In 1927 verkreeg KMS de
bouwopdracht voor de O 12. Het zou de eerste onderzeeër zijn die
zonder Amerikaanse of Britse hulp werd gebouwd. Die zelfstandigheid
zou overigens maar van korte duur zijn. De invloed van de Duitsers op
de Nederlandse onderzeebootbouw nam ‘daarentegen aanmerkelijk toe’,
schrijven de auteurs van Luctor et Emergo. Toch zou ook die
Duitse betrokkenheid niet weten te voorkomen dat er sprake was van
een reeks klachten over de kwaliteit: ze waren niet geliefd, te
klein, de diesels trilden overmatig, ze hadden te weinig vermogen en
een gebrekkige accommodatie.
‘De door Van der Struijff
ontworpen KXII en KXIII bezaten al onmiskenbaar Duitse invloeden’,
schrijft Jaap Anten in het proefschrift Navalisme
nekt onderzeeboot. Die Duitse invloed lag voor de hand. In
het interbellum trekken mantelorganisaties van de Duitse
oorlogsindustrie naar het buitenland. Paul Koster zou er tijdens een
hoorzitting in het Amerikaanse Congres in
detail op ingaan.
Dat Rusland onderdak bood
aan de Duitse industrie is algemeen bekend.

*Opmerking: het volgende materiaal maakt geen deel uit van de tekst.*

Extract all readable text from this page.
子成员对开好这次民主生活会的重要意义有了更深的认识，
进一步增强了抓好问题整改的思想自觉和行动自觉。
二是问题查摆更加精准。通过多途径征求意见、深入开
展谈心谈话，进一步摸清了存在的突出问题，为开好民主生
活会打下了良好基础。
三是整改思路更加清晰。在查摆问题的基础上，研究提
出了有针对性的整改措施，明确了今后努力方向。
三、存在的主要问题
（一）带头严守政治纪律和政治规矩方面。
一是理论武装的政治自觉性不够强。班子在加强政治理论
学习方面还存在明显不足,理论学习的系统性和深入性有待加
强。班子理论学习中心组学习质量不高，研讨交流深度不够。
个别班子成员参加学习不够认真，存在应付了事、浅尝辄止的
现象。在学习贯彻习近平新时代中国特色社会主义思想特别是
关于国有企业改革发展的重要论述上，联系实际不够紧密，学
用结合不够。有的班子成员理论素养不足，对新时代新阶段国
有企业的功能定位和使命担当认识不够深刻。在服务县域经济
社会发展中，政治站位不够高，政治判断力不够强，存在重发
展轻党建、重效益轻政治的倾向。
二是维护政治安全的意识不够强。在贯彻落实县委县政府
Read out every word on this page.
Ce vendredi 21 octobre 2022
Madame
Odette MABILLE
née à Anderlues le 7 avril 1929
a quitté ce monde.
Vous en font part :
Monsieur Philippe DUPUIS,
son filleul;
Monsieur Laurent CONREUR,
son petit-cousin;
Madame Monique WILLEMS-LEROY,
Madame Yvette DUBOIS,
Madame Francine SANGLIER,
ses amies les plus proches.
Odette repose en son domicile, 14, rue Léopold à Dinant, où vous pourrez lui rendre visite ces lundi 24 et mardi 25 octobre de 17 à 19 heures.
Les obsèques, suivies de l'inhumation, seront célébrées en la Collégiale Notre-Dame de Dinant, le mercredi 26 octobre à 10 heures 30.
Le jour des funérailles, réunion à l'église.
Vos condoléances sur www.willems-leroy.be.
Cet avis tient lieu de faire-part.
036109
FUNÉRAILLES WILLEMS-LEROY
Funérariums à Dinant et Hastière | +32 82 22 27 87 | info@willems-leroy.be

Rusland bouwde met Duitse
technische ondersteuning zo’n 200 kleine onderzeeboten, maar ook
kleine marinelanden zoals Nederland, Denemarken, Finland en Zweden
konden ‘met clandestiene Duitse hulp relatief geavanceerde
onderzeeërs bouwen’, stellen de auteurs.
De Duits-Nederlandse relatie
was goed. Nergens waren meer verhulde holdings van de beruchte Duitse
wapenfabrikant Krupp te vinden als in Nederland, stelt William
Manchester in zijn studie over de Duitse wapengigant. (The arms of
Krupp, pp. 352-353) Schrijvers van een boek over het
Nederlandse belastingparadijs tekenen op dat Nederland niets ondernam
tegen de Duitse praktijken. [1]
Duitse onderzeeboten
samenvatting IvS uit Warships and the world market (zie noot 1) |
Het IvS ontwierp in het
interbellum onderzeeboten voor Finland, Turkije, Spanje, Sovjet-Unie,
Zweden en Roemenië. ‘In de leiding van het IvS zaten kopstukken
van de werf, waaronder de technisch directeur. Deze was niemand
minder dan de bekendste onderzeebootconstructeur uit de wereldoorlog,
Hans Techel. Op de achtergrond bevond zich steeds de Reichsmarine, de
opvolger van de Kaiserliche Marine’, aldus Jaap Anten in zijn
proefschrift. Het IvS was dan wel opgezet met de goedkeuring van de
marineleiding in Berlijn, maar ‘de vestiging moet geen zichtbare
connectie met de Duitse Germaniawerf hebben’, schrijft Manchester
(Krupp, pp. 354).
Maar toen Duitsland
onderzeeboten wilde bouwen, gingen de gecodeerde telexen van het IvS
naar Kiel en binnen de kortste keren was de kiel (onderkant) voor
twee nieuwe exemplaren gelegd. De eerste boot werd na drie en een
halve maand in dienst gesteld waarna on de acht dagen een onderzeeër
te water werd gelaten. (Krupp, pp. 379) Met dank aan een
tijdelijk onderkomen in Nederland.
De Duitsers waren
nadrukkelijk verbonden aan het ontwerpen van de Nederlandse
onderzeeboten, zoals bij die van de torpedobuizen. Het kwam goed uit
dat de Duitsers in Utrecht ook de M.E.A.F.,
producent van torpedo-inrichtingen, inlijfden evenals scheepswerf
Piet Visser. [2]
Deze Duitse
mantelorganisaties worden niet in Luctor et Emergo genoemd.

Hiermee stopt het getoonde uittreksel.